= Nanotube =

Rotating single-walled zigzag carbon nanotube

A nanotube is a nanoscale cylindrical structure with a hollow core, typically composed of carbon atoms, though other materials can also form nanotubes. Carbon nanotubes (CNTs) are the most well-known and widely studied type, consisting of rolled-up sheets of graphene with diameters ranging from about 1 to tens of nanometers and lengths up to millimeters.

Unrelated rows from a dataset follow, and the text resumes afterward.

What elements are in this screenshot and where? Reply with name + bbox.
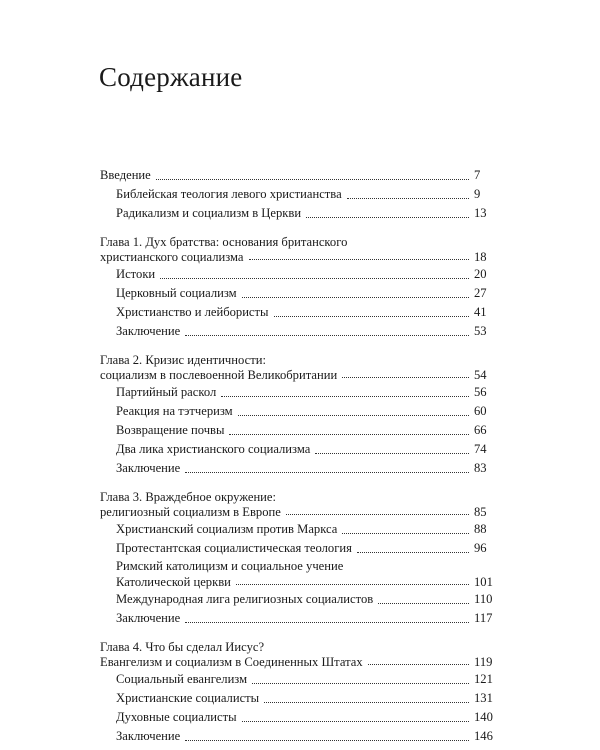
chapter-2-title-line-1: Глава 2. Кризис идентичности: — [100, 353, 266, 367]
toc-entry-label: христианского социализма — [100, 250, 244, 264]
toc-entry-label: Христианство и лейбористы — [116, 305, 269, 319]
toc-subentry[interactable] — [100, 204, 496, 223]
toc-page-number: 53 — [474, 324, 487, 338]
toc-page-number: 101 — [474, 575, 493, 589]
leader-dots — [274, 316, 470, 317]
toc-subentry[interactable] — [100, 520, 496, 539]
leader-dots — [185, 472, 469, 473]
leader-dots — [342, 533, 469, 534]
page-title: Содержание — [99, 62, 243, 92]
toc-entry-label: Христианский социализм против Маркса — [116, 522, 338, 536]
toc-entry-chapter-1[interactable] — [100, 250, 496, 265]
toc-entry-chapter-2[interactable] — [100, 368, 496, 383]
toc-subentry[interactable] — [100, 689, 496, 708]
toc-entry-label: Католической церкви — [116, 575, 231, 589]
leader-dots — [357, 552, 469, 553]
toc-entry-label: Социальный евангелизм — [116, 672, 248, 686]
leader-dots — [306, 217, 469, 218]
leader-dots — [221, 396, 469, 397]
toc-subentry[interactable] — [100, 265, 496, 284]
toc-subentry[interactable] — [100, 539, 496, 558]
toc-entry-label: Духовные социалисты — [116, 710, 237, 724]
toc-page-number: 83 — [474, 461, 487, 475]
toc-entry-chapter-4[interactable] — [100, 655, 496, 670]
toc-subentry-line-1: Римский католицизм и социальное учение — [116, 559, 344, 573]
toc-page-number: 60 — [474, 404, 487, 418]
leader-dots — [242, 297, 469, 298]
toc-page-number: 140 — [474, 710, 493, 724]
leader-dots — [264, 702, 469, 703]
toc-entry-label: Реакция на тэтчеризм — [116, 404, 233, 418]
toc-entry-label: Истоки — [116, 267, 156, 281]
toc-subentry[interactable] — [100, 575, 496, 590]
toc-subentry[interactable] — [100, 402, 496, 421]
table-of-contents — [100, 166, 496, 746]
toc-page-number: 27 — [474, 286, 487, 300]
leader-dots — [156, 179, 469, 180]
toc-entry-label: Возвращение почвы — [116, 423, 225, 437]
leader-dots — [236, 584, 469, 585]
chapter-4-title-line-1: Глава 4. Что бы сделал Иисус? — [100, 640, 265, 654]
leader-dots — [185, 740, 469, 741]
toc-subentry[interactable] — [100, 590, 496, 609]
leader-dots — [342, 377, 469, 378]
toc-subentry[interactable] — [100, 440, 496, 459]
toc-subentry[interactable] — [100, 284, 496, 303]
toc-entry-label: Радикализм и социализм в Церкви — [116, 206, 302, 220]
toc-subentry[interactable] — [100, 670, 496, 689]
toc-entry-label: Христианские социалисты — [116, 691, 260, 705]
toc-page-number: 119 — [474, 655, 493, 669]
leader-dots — [185, 335, 469, 336]
toc-subentry[interactable] — [100, 609, 496, 628]
toc-subentry[interactable] — [100, 383, 496, 402]
toc-entry-intro[interactable] — [100, 166, 496, 185]
toc-page-number: 74 — [474, 442, 487, 456]
leader-dots — [160, 278, 469, 279]
toc-entry-label: Заключение — [116, 611, 181, 625]
toc-page-number: 66 — [474, 423, 487, 437]
toc-subentry[interactable] — [100, 322, 496, 341]
toc-entry-label: Два лика христианского социализма — [116, 442, 311, 456]
toc-page-number: 20 — [474, 267, 487, 281]
leader-dots — [315, 453, 469, 454]
toc-subentry[interactable] — [100, 185, 496, 204]
toc-entry-label: Международная лига религиозных социалистов — [116, 592, 374, 606]
toc-entry-label: социализм в послевоенной Великобритании — [100, 368, 338, 382]
leader-dots — [249, 259, 469, 260]
chapter-3-title-line-1: Глава 3. Враждебное окружение: — [100, 490, 277, 504]
toc-page-number: 88 — [474, 522, 487, 536]
toc-page-number: 146 — [474, 729, 493, 743]
toc-page-number: 54 — [474, 368, 487, 382]
toc-subentry[interactable] — [100, 421, 496, 440]
toc-subentry[interactable] — [100, 727, 496, 746]
leader-dots — [347, 198, 469, 199]
toc-entry-label: Партийный раскол — [116, 385, 217, 399]
leader-dots — [242, 721, 469, 722]
toc-page-number: 7 — [474, 168, 481, 182]
toc-entry-label: Библейская теология левого христианства — [116, 187, 342, 201]
toc-subentry[interactable] — [100, 303, 496, 322]
leader-dots — [368, 664, 469, 665]
toc-entry-label: Евангелизм и социализм в Соединенных Штатах — [100, 655, 363, 669]
toc-page-number: 18 — [474, 250, 487, 264]
toc-page-number: 56 — [474, 385, 487, 399]
toc-page-number: 131 — [474, 691, 493, 705]
toc-entry-chapter-3[interactable] — [100, 505, 496, 520]
toc-entry-label: Заключение — [116, 324, 181, 338]
toc-entry-label: Заключение — [116, 461, 181, 475]
toc-entry-label: Протестантская социалистическая теология — [116, 541, 352, 555]
toc-entry-label: Церковный социализм — [116, 286, 237, 300]
leader-dots — [185, 622, 469, 623]
toc-entry-label: религиозный социализм в Европе — [100, 505, 281, 519]
toc-page-number: 9 — [474, 187, 481, 201]
chapter-1-title-line-1: Глава 1. Дух братства: основания британского — [100, 235, 348, 249]
toc-entry-label: Введение — [100, 168, 151, 182]
toc-subentry[interactable] — [100, 708, 496, 727]
toc-subentry[interactable] — [100, 459, 496, 478]
toc-page-number: 117 — [474, 611, 493, 625]
leader-dots — [252, 683, 469, 684]
leader-dots — [229, 434, 469, 435]
leader-dots — [238, 415, 469, 416]
leader-dots — [378, 603, 469, 604]
toc-page-number: 41 — [474, 305, 487, 319]
toc-page-number: 121 — [474, 672, 493, 686]
toc-page-number: 110 — [474, 592, 493, 606]
toc-page-number: 13 — [474, 206, 487, 220]
leader-dots — [286, 514, 469, 515]
toc-page-number: 85 — [474, 505, 487, 519]
toc-page-number: 96 — [474, 541, 487, 555]
toc-entry-label: Заключение — [116, 729, 181, 743]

These structures exhibit remarkable physical, chemical, and electrical properties, including high tensile strength, excellent thermal and electrical conductivity, and unique quantum effects due to their one-dimensional nature. Nanotubes can be classified into two main categories: single-walled nanotubes (SWNTs) and multi-walled nanotubes (MWNTs), each with distinct characteristics and potential applications. Since their discovery in 1991, nanotubes have been the subject of intense research and development, with promising applications in fields such as electronics, materials science, energy storage, and medicine.

== Types ==
- BCN nanotube, composed of comparable amounts of boron, carbon, and nitrogen atoms
- Boron nitride nanotube, a polymorph of boron nitride
- Carbon nanotube, includes general nanotube terminology and diagrams
- DNA nanotube, a two-dimensional lattice which curves back upon itself, somewhat similar in size and shape to a carbon nanotube
- Gallium nitride nanotube, a nanotube of gallium nitride
- Silicon nanotube, made of silicon atoms
- Non-carbon nanotube, especially tungsten(IV) sulfide nanotubes
- Tunneling nanotube, a tubular membrane connection between cells
- Titanium nanotubes, created by the conversion of the mineral anatase by hydrothermal synthesis

==Nanotubes builders ==
- Chiraltube. Atomistic builder for any nanotubes with any chirality from any 2D material.
- TubeASP. For carbon nanotubes.
- Nanotuve Modeler. For carbon nanotubes only.